During Vizquel's time with the Indians, he was a part of a team that won the American League Central Division six times, made seven trips to the postseason, twice won the AL Pennant, and came within an out of winning the 1997 World Series.
Vizquel said he thinks about the runs to the 1995 and 1997 World Series "every time that I walk into Cleveland," but does not look at what could have been. Rather, he chooses to remember the closeness of the teams that came within a handful of games of two championships.

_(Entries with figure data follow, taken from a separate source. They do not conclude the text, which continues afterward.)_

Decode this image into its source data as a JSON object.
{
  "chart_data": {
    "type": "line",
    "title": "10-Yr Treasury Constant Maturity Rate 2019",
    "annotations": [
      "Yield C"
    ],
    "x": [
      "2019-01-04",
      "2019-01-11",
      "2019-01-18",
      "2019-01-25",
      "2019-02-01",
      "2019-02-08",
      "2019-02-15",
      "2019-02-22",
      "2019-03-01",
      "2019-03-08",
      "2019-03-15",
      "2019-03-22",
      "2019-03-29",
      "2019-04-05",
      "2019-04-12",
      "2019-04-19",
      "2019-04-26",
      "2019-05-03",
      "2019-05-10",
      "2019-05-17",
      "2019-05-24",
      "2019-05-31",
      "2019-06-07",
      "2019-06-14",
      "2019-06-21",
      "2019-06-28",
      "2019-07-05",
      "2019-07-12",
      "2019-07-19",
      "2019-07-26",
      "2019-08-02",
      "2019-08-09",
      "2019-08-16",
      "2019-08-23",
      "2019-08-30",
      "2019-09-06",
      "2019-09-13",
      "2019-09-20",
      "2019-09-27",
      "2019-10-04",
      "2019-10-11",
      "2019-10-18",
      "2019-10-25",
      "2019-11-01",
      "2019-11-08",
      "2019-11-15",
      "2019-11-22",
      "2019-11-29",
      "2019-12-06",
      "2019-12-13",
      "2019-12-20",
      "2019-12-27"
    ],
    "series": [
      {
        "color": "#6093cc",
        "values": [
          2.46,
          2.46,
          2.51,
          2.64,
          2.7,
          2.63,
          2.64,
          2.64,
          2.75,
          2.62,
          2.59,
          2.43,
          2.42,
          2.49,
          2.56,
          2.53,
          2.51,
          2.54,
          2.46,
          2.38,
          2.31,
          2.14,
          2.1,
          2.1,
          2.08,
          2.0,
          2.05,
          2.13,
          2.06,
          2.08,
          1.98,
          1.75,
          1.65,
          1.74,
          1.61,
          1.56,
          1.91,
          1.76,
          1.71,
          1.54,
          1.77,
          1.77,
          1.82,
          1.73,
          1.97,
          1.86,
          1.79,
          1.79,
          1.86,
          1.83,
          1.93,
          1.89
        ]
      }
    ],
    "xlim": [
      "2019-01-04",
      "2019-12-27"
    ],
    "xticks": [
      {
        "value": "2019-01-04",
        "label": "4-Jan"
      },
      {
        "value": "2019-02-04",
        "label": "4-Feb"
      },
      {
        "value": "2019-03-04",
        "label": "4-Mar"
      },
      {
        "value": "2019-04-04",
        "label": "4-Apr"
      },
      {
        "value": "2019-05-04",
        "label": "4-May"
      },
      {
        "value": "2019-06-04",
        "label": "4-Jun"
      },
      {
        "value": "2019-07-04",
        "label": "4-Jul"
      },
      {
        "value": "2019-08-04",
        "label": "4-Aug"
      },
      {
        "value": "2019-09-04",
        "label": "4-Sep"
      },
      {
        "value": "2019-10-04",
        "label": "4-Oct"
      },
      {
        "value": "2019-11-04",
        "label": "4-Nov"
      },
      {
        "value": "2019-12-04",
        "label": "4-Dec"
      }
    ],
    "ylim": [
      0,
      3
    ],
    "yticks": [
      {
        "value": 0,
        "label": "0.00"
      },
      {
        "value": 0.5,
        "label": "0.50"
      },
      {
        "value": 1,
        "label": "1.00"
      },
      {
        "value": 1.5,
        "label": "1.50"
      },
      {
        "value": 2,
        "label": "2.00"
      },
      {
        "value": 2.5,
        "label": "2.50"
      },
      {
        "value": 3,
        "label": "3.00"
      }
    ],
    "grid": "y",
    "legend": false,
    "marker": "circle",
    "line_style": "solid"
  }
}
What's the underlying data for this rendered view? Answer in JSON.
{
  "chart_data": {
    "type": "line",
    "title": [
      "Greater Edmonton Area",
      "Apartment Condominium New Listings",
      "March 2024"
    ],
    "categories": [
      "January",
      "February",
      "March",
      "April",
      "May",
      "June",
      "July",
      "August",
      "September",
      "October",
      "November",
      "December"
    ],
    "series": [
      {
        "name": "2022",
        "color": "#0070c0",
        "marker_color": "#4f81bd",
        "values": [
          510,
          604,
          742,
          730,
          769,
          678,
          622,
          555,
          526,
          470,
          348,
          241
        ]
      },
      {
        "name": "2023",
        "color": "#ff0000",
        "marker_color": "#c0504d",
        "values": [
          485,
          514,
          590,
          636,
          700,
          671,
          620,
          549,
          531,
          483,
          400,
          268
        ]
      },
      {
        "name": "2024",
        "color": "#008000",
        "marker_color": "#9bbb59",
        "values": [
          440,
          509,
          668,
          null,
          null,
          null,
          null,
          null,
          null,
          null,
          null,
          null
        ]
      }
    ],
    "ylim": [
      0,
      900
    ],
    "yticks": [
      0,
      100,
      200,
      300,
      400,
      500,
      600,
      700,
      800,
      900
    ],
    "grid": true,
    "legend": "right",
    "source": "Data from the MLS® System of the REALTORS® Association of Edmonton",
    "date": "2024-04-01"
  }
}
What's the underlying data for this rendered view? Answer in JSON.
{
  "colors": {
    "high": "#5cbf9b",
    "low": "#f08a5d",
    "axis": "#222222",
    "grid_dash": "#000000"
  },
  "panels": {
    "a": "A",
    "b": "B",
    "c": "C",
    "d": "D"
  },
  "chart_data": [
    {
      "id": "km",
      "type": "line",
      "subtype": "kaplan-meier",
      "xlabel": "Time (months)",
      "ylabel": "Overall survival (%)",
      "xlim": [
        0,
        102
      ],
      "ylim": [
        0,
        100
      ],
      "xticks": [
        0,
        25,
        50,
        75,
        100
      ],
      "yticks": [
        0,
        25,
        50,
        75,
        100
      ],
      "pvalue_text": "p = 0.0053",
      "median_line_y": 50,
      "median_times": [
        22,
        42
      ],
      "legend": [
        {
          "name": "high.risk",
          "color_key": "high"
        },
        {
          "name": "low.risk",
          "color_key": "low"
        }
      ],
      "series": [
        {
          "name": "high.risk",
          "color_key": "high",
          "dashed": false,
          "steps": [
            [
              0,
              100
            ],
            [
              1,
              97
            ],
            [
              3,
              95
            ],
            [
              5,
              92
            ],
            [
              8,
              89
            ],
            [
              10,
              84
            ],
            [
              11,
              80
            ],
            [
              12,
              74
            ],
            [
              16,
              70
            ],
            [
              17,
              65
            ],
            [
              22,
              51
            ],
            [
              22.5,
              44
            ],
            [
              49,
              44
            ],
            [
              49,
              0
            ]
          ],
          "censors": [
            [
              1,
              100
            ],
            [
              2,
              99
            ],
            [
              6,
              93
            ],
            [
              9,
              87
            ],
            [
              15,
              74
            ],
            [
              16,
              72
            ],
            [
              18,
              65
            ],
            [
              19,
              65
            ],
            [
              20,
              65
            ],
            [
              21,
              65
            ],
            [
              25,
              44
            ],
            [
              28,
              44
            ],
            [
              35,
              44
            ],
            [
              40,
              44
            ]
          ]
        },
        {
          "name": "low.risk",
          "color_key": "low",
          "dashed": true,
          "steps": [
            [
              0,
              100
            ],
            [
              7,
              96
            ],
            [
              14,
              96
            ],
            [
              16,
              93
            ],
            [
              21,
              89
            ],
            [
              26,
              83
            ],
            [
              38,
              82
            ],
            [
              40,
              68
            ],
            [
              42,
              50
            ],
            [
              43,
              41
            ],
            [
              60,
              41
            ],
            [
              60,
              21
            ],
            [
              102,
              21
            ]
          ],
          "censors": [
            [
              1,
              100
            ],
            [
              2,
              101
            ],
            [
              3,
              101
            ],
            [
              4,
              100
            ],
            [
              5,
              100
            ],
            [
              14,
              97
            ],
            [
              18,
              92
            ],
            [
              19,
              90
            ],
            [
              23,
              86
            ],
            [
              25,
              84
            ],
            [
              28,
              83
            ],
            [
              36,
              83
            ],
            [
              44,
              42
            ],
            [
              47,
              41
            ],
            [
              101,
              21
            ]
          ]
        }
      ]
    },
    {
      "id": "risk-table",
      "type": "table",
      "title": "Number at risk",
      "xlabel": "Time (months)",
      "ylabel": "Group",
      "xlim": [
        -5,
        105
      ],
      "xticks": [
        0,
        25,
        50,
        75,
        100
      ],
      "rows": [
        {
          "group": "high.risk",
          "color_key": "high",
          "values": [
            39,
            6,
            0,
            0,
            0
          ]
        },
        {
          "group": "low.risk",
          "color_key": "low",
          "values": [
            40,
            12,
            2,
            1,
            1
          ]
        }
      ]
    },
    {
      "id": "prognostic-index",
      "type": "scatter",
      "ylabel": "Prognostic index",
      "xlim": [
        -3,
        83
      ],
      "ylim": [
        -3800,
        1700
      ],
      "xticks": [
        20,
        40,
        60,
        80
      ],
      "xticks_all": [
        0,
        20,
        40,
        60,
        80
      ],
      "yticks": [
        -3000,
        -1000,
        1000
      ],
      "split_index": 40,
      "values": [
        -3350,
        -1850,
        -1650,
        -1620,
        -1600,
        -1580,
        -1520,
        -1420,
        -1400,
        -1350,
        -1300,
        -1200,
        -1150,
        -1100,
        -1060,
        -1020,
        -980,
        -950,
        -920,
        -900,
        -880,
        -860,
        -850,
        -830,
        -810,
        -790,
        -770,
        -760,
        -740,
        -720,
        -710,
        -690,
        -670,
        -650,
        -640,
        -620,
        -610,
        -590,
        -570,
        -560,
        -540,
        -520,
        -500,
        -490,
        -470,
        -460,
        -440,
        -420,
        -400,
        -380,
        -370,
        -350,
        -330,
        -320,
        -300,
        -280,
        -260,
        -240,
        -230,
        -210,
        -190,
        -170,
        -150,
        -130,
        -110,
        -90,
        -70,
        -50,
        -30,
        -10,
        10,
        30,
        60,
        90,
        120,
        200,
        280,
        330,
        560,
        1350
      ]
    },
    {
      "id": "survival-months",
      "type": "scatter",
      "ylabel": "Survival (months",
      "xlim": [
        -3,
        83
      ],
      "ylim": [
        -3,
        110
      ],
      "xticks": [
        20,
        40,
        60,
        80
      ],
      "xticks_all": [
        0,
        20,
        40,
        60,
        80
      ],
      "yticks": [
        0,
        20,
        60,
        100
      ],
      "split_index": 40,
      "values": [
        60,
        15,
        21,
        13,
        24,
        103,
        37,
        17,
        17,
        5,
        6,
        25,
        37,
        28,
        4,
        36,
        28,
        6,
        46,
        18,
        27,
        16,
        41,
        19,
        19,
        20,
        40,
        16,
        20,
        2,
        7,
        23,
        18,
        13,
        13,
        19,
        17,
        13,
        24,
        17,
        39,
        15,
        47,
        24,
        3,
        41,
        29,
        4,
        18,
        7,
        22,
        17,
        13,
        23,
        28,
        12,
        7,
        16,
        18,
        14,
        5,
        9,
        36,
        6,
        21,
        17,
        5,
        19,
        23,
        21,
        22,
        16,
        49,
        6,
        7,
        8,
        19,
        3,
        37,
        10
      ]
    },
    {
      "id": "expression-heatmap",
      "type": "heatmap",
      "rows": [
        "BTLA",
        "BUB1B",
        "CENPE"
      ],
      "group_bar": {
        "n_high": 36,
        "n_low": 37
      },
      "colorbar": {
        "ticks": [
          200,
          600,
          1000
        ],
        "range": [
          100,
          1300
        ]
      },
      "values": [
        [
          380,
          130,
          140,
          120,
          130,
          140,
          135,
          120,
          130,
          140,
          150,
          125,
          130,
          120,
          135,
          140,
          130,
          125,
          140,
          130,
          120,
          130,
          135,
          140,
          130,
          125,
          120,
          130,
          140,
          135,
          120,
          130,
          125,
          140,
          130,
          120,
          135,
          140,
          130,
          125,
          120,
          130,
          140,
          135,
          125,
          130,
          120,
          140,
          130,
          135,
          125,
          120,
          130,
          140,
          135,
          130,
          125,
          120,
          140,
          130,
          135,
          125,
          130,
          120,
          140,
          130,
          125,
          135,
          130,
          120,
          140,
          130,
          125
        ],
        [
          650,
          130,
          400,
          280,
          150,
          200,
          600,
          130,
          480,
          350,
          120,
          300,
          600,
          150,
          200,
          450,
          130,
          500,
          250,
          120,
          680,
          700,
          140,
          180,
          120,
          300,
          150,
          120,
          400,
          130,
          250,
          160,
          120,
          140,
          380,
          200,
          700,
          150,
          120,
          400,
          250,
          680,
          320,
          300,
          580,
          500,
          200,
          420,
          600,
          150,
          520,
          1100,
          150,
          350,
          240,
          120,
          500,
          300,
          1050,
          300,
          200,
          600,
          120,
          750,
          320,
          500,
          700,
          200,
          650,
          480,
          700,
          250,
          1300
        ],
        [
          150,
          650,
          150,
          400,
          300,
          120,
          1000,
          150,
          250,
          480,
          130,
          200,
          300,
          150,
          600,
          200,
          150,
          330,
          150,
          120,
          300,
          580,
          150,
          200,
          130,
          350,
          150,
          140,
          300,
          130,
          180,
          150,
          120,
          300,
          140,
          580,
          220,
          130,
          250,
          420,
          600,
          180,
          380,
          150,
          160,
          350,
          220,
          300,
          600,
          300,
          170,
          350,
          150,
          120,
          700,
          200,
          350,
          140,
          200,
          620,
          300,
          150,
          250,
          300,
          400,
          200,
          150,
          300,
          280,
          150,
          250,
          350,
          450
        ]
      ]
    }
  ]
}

"You always have it in the back of your heart and in the back of your mind because those really were the best times for me as a player, being in the World Series and being on those great teams," Vizquel said. "When you get out of a team and you get back, you say, 'Wow. I can't believe that I played with that guy, and this guy, and the other guy.' It was just a great group of people that you could get together. You don't see that very often.
"When you've got winning teams like that, and they stick together for a while, it's very hard to keep them together, especially with the business way they handle the Major Leagues. I just saw Charles Nagy this afternoon, and it looked like I just played with him last week. Every time I see Kenny or Carlos or Sandy (Alomar Jr.), it's just a great feeling to see those guys.
"My game, I think, got better. I started believing in myself a lot more. Being around Albert Belle, Kenny Lofton, Baerga, Eddie Murray, Dennis Martinez, Orel Hershiser, all these great players, it just gives you relief and great confidence about yourself. These are guys that belong in any Hall of Fame, and it was just great to be around them."